Anafartalar Zaferi’nin 108. yılı kutlu olsun: Komutanların gözünden Çanakkale’deki Mustafa Kemal
‘Mustafa Kemal Anafartalar'da yalnız İstanbul'un değil, bütün bir memleketin işgalini önlemişti, artık ümitleri kalmayan İngilizler iki ay sonra Gelibolu Yarımadasını boşaltıp çekilip gitmeye mecbur kalıyorlardı’
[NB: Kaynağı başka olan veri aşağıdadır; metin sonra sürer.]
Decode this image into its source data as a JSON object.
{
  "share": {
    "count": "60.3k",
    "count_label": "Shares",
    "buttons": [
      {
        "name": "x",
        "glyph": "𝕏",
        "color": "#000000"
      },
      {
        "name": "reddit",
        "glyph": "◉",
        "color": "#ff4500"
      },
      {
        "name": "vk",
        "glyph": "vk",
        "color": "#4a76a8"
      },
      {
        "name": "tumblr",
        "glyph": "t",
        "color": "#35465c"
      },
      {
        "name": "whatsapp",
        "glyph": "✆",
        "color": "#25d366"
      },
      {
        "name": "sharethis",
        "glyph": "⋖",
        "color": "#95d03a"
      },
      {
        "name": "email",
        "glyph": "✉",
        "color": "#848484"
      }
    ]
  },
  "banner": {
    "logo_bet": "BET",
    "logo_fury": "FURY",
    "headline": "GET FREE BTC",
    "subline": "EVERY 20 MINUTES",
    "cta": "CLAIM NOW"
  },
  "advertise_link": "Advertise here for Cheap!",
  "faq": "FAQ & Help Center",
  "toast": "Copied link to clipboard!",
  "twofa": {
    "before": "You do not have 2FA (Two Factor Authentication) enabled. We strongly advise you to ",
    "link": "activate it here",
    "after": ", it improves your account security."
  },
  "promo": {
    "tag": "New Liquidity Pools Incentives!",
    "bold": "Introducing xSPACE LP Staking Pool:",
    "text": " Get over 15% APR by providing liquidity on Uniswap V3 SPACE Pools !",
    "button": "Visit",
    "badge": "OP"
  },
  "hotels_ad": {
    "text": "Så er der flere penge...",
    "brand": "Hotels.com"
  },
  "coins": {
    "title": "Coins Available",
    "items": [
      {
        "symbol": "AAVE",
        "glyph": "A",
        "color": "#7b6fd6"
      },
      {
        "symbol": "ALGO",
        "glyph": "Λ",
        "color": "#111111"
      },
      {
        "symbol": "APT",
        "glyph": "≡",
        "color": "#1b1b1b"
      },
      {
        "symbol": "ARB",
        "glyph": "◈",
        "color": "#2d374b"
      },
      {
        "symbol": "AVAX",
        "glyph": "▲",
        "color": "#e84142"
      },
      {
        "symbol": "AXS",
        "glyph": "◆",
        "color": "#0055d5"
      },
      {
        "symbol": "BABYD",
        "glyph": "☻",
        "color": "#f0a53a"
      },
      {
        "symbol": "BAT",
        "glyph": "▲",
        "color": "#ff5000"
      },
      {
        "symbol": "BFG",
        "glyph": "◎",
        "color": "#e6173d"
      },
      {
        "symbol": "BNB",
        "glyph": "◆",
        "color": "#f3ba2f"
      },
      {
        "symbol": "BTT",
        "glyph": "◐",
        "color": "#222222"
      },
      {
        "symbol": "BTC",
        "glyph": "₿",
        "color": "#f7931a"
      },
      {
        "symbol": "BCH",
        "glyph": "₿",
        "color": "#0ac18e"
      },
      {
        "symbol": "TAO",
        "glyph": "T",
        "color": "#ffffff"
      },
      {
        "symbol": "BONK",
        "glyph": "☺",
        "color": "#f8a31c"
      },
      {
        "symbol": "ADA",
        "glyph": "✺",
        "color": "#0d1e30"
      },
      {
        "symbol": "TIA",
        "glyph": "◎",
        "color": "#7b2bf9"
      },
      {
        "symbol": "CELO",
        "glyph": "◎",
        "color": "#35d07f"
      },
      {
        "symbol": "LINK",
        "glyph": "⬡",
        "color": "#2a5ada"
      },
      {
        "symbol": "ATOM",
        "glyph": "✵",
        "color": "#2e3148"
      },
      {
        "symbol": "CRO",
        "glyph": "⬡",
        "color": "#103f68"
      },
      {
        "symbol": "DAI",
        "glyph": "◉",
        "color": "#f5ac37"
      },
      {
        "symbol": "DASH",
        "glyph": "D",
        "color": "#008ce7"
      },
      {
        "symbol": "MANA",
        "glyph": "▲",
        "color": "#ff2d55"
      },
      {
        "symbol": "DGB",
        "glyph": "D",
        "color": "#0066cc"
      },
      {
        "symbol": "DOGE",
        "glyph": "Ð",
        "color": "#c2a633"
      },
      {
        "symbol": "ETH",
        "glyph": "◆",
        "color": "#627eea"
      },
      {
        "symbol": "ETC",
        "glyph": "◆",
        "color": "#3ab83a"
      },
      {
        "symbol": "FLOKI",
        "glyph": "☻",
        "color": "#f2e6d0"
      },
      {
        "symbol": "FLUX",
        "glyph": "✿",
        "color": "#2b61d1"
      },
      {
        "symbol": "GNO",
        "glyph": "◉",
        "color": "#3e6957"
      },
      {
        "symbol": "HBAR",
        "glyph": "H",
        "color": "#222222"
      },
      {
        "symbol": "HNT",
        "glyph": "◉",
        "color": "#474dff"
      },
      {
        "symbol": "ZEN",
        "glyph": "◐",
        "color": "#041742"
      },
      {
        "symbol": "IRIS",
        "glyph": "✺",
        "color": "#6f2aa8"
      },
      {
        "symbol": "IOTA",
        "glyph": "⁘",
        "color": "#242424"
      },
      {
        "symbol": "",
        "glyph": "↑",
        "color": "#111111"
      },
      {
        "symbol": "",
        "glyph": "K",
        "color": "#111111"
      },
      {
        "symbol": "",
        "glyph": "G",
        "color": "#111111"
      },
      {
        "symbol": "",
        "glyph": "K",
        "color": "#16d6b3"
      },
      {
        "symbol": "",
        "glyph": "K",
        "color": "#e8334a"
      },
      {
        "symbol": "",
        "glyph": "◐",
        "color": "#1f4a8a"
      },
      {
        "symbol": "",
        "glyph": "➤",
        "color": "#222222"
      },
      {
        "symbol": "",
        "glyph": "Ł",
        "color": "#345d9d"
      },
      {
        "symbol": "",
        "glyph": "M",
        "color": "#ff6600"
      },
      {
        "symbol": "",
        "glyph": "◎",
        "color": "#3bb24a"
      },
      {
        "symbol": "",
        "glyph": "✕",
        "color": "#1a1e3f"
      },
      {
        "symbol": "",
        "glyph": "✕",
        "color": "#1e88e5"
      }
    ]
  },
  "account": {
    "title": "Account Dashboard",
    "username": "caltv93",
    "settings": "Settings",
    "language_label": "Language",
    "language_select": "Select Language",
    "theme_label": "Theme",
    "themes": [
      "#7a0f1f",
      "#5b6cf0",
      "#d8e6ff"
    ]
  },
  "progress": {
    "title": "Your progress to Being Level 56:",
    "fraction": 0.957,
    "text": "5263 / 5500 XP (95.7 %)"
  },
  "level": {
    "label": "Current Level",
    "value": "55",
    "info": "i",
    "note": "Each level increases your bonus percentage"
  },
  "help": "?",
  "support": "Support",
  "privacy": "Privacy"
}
Anafartalar Grup Komutanı Mustafa Kemal Bey’in komutasında yapıldı ve zafere ulaştı. Onun öngörüsü, komutanlık becerisi ve Mehmetçiğin azim ve kararlı savaşıyla düşman durduruldu ve stratejik noktadaki Çanakkale’de artık düşmanın başarılı olamayacağı görüldü. Bu tarihi zaferin bu yıl 108. yılını yaşıyoruz. Bu savaşta Mustafa Kemal Paşa’nın komutanlık yeteneği belirleyici oldu. Bunu dost ve düşman da kabul ediyor. İşte onun yanında savaşan komutanların ve İngilizlerin görüşleri:
‘ONA GÜVENİLEBİLİRDİ’
Çanakkale’de görev yapan 5. Ordu Komutanı Liman von Sanders Paşa: “8 Ağustos 1915... Birliklerin komutasını, Arıburnu cephesinin kuzey kanadında bulunan 19. Tümen Komutanı Albay Mustafa Kemal Bey’e verdim. İlk askeri başarısını Trablusgarp'ta gösteren Mustafa Kemal, sorumluluk ve görevden zevk duyan bir komutan özelliğine sahipti. Daha 25 Nisan sabahı 19. Tümen ile ve hiçbir yerden emir almaksızın kendiliğinden muharebeye müdahale ederek düşmanı sahile kadar püskürtmüş ve bundan sonra üç ay süre ile kırılınaz bir azimle devamlı düşman saldırılarına karşı koymuştu. Ona tam anlamıyla güvenilebilirdi.” (Liman Von Sanders Paşa'nın Hatıraları'ndan aktaran; Çanakkale Hatıraları, Yayıma Hazırlayan: Metin Martı, Arma Yayınları, İstanbul, 2002, s.83-84.)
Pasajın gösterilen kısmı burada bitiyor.